I was left dumbstruck one Wildlife week, when I entered the celebratory hall and was confronted by a life-sized monochrome enlargement of a gaur, gazing at all those who entered with the still deep eyes of a creature not chained to the concept of time. Only Krishnan’s consummate skill in jungle craft could have allowed him to take that picture.
Krishnan’s pen-and-ink sketches had the character of rustic woodcuts that encapsulated the essence of the creature he depicted. He had the knack of using surroundings to enhance the grain of that essence to great effect.
Krishnan’s dry humour was legendary. When the candid Krishnan met the redoubtable Sidney Dillon Ripley Jr., he purportedly confessed, “Mr Ripley, frankly I do not know whether to believe you or not,” punning with telling effect on the syndicated column.
What is it about his writing that it has endured the fickle vagaries of time, endearing itself over the years, to a larger, hungrier readership? Krishnan’s quill was steeped in an inkpot of “quiddity”; it spoke from the leaf-littered jungle floor, it wafted from the mango-blossom scented recesses of deep shaded groves, it thrummed from the toad-croak-rippled reedy swamp margin, it swayed from the wind-swept grasslands of the Deccan Plateau, with the conviction of first-hand knowledge gained from hours spent with his wild subjects, wherever they chose to reveal themselves, be they animal, plant, bird, insect, amphibian, reptile; or be they commensals—endemic canine breeds, or cattle, or poultry.

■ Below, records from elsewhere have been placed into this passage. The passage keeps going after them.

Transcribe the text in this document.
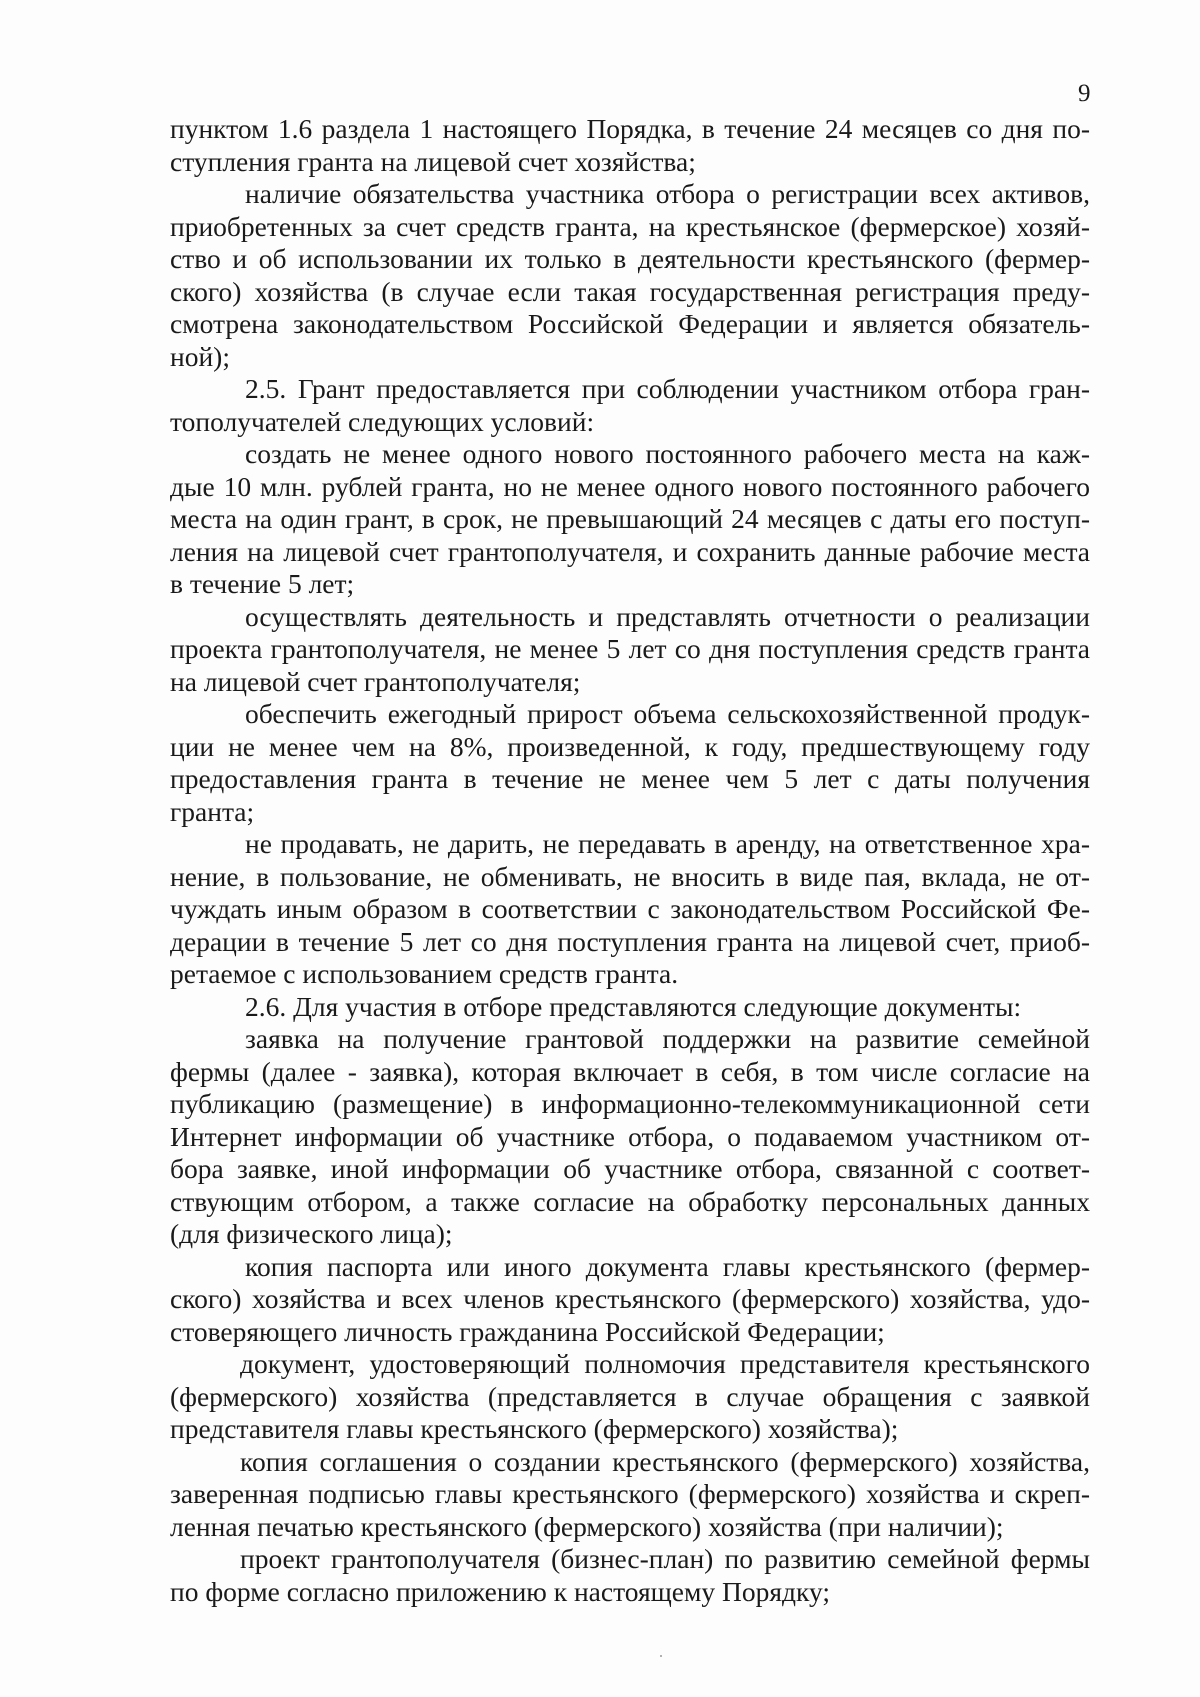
9
пунктом 1.6 раздела 1 настоящего Порядка, в течение 24 месяцев со дня по-
ступления гранта на лицевой счет хозяйства;
наличие обязательства участника отбора о регистрации всех активов,
приобретенных за счет средств гранта, на крестьянское (фермерское) хозяй-
ство и об использовании их только в деятельности крестьянского (фермер-
ского) хозяйства (в случае если такая государственная регистрация преду-
смотрена законодательством Российской Федерации и является обязатель-
ной);
2.5. Грант предоставляется при соблюдении участником отбора гран-
тополучателей следующих условий:
создать не менее одного нового постоянного рабочего места на каж-
дые 10 млн. рублей гранта, но не менее одного нового постоянного рабочего
места на один грант, в срок, не превышающий 24 месяцев с даты его поступ-
ления на лицевой счет грантополучателя, и сохранить данные рабочие места
в течение 5 лет;
осуществлять деятельность и представлять отчетности о реализации
проекта грантополучателя, не менее 5 лет со дня поступления средств гранта
на лицевой счет грантополучателя;
обеспечить ежегодный прирост объема сельскохозяйственной продук-
ции не менее чем на 8%, произведенной, к году, предшествующему году
предоставления гранта в течение не менее чем 5 лет с даты получения
гранта;
не продавать, не дарить, не передавать в аренду, на ответственное хра-
нение, в пользование, не обменивать, не вносить в виде пая, вклада, не от-
чуждать иным образом в соответствии с законодательством Российской Фе-
дерации в течение 5 лет со дня поступления гранта на лицевой счет, приоб-
ретаемое с использованием средств гранта.
2.6. Для участия в отборе представляются следующие документы:
заявка на получение грантовой поддержки на развитие семейной
фермы (далее - заявка), которая включает в себя, в том числе согласие на
публикацию (размещение) в информационно-телекоммуникационной сети
Интернет информации об участнике отбора, о подаваемом участником от-
бора заявке, иной информации об участнике отбора, связанной с соответ-
ствующим отбором, а также согласие на обработку персональных данных
(для физического лица);
копия паспорта или иного документа главы крестьянского (фермер-
ского) хозяйства и всех членов крестьянского (фермерского) хозяйства, удо-
стоверяющего личность гражданина Российской Федерации;
документ, удостоверяющий полномочия представителя крестьянского
(фермерского) хозяйства (представляется в случае обращения с заявкой
представителя главы крестьянского (фермерского) хозяйства);
копия соглашения о создании крестьянского (фермерского) хозяйства,
заверенная подписью главы крестьянского (фермерского) хозяйства и скреп-
ленная печатью крестьянского (фермерского) хозяйства (при наличии);
проект грантополучателя (бизнес-план) по развитию семейной фермы
по форме согласно приложению к настоящему Порядку;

He absorbed the living non-human world, through senses sharpened during jungle forays, when he entered realms where the only skill that mattered was alert stillness. He honed that essentiality and used it with telling effect in his art.
The editors of this delightful anthology, Shanthi & Ashish Chandola, no newcomers to Krishnan’s work, have here compiled 87 essays on birds, and summed up the collection with two biographical reminiscences on Krishnan. They deserve the birding brigade’s gratitude for resurrecting this fascinating array of Krishnan’s avian wrenditions.
To quote him, to paraphrase him, to try and improve him, are all foolish pursuits deserving MK’s caustic reprimands. All you have to do is to sit down, and read this wonderful collection of his essays on birds, where every page shines with joyous insight! To me, this beautiful volume, caped in scarlet endpapers, is as essential on my birding bookshelf, as are the field guides.